For whatever reason, this message has had no resonance at all so far. But I am convinced that it’s the main thing we need.
John Emerson
www.seeingtheforest.com

5 thoughts on “How we could have a better press corps

  1. I don’t see anything changing until the Fairness Doctrine is brought back. Until then, there seems to be too much financial incentive to destroy the commons.
    (I love Air America, but Air America’s wounds are largely self-inflicted, crappy “top down” style management that have never actually bothered to find out what listeners wanted to hear and what listeners liked and disliked about their programming. There are ways to counter a boycott of advertisers, and like producing better programming, it starts by respecting your customers (listeners).)

  2. Air America was underfunded from the beginning, and liberals and Democrats (to say nothing of conservatives and Republicans) were sniping at them from the getgo. It didn’t have anything to do with programming or business management or any actual problems they turned out to have.
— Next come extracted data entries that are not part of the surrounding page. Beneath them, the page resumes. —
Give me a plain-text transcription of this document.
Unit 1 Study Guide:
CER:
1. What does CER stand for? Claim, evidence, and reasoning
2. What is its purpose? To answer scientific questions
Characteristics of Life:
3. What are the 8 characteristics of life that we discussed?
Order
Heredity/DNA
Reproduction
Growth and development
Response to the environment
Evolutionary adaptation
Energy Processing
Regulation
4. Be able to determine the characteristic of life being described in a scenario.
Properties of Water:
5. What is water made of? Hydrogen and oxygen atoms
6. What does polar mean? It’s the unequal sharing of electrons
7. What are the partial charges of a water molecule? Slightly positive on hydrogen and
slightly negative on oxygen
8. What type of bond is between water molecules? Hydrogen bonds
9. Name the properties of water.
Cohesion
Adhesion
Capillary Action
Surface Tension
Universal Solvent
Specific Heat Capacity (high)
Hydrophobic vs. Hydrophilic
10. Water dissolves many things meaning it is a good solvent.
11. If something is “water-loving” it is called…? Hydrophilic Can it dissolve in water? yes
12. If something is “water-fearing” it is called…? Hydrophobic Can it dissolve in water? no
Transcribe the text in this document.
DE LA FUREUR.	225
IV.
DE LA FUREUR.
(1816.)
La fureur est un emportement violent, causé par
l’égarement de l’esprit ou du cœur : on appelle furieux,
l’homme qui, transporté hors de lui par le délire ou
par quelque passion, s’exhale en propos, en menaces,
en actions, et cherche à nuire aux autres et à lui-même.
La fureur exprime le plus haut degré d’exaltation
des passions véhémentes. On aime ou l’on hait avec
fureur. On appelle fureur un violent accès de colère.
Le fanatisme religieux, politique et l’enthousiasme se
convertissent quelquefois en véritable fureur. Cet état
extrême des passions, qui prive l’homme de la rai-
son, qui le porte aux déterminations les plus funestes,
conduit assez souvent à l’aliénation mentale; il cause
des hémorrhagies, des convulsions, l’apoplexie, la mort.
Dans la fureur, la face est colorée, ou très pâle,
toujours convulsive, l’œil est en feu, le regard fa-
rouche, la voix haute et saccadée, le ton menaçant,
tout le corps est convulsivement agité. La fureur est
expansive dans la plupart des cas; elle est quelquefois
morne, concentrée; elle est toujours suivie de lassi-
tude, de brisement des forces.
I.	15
Liberals have been losing for so long that they have no idea what it takes to win.

  3. AA fired Marc Maron and Mike Malloy. I say (and I know I’m not alone) fuck ’em.
    Rich liberals have never supported genuine lefty media. And never will.
    Your point is correct, but there is literally zero hope for left-of-center mass media. ZERO.

  4. Agreed, but I’d happy to see a center-left media by now. TV and radio are about 50% center-right and 20% hard right, and of the 30% remaining, a fair proportion are useless one way or the other (through deliberate ineffectuality or through malice and treachery).
    I don’t know whether I like AA or not, or anything specific about its problems , but it’s the kind of thing that is needed, and to me that’s the starting point and always will be.